The results of the regression analysis suggested that: (1) perceived stress explained a portion of the variance in sleep quality and (2) self-compassion explained a relatively large amount of the variance in emotional eating. Other research supports these findings, as the measure of perceived stress is unquestionably related to sleep quality, such that increased stress (i.e., perception, elevated hormones) inhibits and/or disrupts healthy sleep quality [Reference Sadeh, Keinan and Daon50]. Self-compassion, the attitude of being kind to and caring toward oneself, is aptly positioned to enhance self-regulatory responses which may attenuate the maladaptive behavior of emotional eating. The direct practices of self-compassion are intended to create a felt sense of kindness and caring in a way that is non-judgmental in the present moment; importantly this construct is, by definition, placed in the context of suffering, such that one brings this way of being to oneself when met with challenging and/or difficult situations. Bringing kind attention to oneself when struggling with difficult emotions (e.g., stress, mood disturbance) may attenuate the, oftentimes, habituated, and maladaptive response of emotional eating. With respect to the construct of emotional eating, self-compassion was a statistically significant predictor in the final regression model.
Limitations
The current single-group pilot study has noted limitations. First, the results and interpretation are limited by the small sample size (N = 36) and homogeneity (highly educated and lacking racial/ethnic diversity). Secondly, lack of a control group limits the ability to: (1) demonstrate efficacy, (2) compare (intervention) results to that of a population who did not receive the intervention, and (3) examine mediators in the context of comparison group. The limited duration/frequency (8 weeks, 30 minutes, once weekly), with some participants attending less than the full set of (8 weeks) classes, may have compromised the ability to see additional changes in outcomes, particularly body composition (e.g., percent body fat). A longer intervention with a matched control group may have yielded more robust changes, correlations, and the potential to explore predictors as mediators driving change. Lastly, there were additional variables not explored in the correlation matrix and therefore not entered into the regression models.
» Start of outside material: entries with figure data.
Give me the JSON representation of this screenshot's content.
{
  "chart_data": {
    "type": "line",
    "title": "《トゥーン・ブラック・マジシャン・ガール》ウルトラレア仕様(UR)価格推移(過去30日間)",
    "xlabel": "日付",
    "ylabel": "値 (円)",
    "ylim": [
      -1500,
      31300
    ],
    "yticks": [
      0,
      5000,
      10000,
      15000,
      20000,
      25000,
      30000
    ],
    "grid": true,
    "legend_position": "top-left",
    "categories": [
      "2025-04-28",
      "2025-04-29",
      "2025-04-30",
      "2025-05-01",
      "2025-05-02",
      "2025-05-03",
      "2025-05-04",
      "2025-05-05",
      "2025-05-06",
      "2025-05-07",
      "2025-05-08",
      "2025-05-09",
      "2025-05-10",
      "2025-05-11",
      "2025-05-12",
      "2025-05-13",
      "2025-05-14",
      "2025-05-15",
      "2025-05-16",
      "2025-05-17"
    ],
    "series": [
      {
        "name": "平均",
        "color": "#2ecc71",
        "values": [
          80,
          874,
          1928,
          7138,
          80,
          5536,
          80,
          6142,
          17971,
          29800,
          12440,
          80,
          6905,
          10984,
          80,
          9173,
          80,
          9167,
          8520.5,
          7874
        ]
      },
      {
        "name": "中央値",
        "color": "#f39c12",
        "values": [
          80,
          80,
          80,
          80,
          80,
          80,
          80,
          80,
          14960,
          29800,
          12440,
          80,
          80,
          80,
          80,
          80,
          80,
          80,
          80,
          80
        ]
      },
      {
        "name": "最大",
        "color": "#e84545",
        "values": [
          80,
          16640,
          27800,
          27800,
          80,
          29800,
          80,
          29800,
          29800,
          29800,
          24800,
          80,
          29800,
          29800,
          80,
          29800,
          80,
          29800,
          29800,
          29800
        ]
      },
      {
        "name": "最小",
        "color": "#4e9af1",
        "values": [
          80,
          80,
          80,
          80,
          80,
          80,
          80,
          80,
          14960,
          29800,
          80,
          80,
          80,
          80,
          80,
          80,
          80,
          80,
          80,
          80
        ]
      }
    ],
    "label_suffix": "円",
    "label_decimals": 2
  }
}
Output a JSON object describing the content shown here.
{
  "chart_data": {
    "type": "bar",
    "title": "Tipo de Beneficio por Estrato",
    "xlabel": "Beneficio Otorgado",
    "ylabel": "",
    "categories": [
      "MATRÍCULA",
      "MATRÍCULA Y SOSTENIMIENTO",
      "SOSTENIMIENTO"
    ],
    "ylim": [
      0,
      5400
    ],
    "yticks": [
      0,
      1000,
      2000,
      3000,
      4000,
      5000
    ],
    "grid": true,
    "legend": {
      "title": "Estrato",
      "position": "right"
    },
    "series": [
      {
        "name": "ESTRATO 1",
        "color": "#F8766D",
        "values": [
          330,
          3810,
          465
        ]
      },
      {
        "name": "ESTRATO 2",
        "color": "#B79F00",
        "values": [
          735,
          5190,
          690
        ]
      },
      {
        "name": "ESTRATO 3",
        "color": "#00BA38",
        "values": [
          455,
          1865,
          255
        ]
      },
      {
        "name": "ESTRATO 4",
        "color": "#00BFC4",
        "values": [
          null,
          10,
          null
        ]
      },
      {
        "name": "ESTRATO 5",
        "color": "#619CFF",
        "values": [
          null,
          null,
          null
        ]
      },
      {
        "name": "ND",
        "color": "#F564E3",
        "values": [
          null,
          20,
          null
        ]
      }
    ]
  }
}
There are a host of variables related to the body composition and the associated behavioral risk factors of sleep quality and emotional eating – it is possible that physical activity, dietary intake, use of medications, and prior medical diagnosis may have factored into the regression models and explained additional variance in the dependent variables.
Conclusion
While considerable intervention-driven research in the fields of exercise and diet has demonstrated improved body composition and reduced obesity, long-term sustained results are limited. Findings from the current pilot study suggest that, in the context of a MM intervention, well-being predictors (i.e., stress, mood state, mindfulness, self-compassion, and body awareness) are correlated with associated behavioral risk factors of sleep quality and emotional eating, both strongly related to body composition. Further, results demonstrated that perceived stress and self-compassion may act as significant predictors on the associated behavioral risk factors of sleep quality and emotional eating. Additional research is needed to continue to explore and explain the relationships between select well-being predictors and associated behavioral risk factors targeted toward improved body composition among midlife and older women.
Acknowledgments
The authors wish to thank our previous Student Interns from Arizona State University, Taylor James and Alisa Atkins, for their assistance with participant recruitment, study execution, and data collection.
Funding statement
The current body of work was unfunded and does not have funding information to report.
Competing interests
The authors have no conflicts of interest to declare.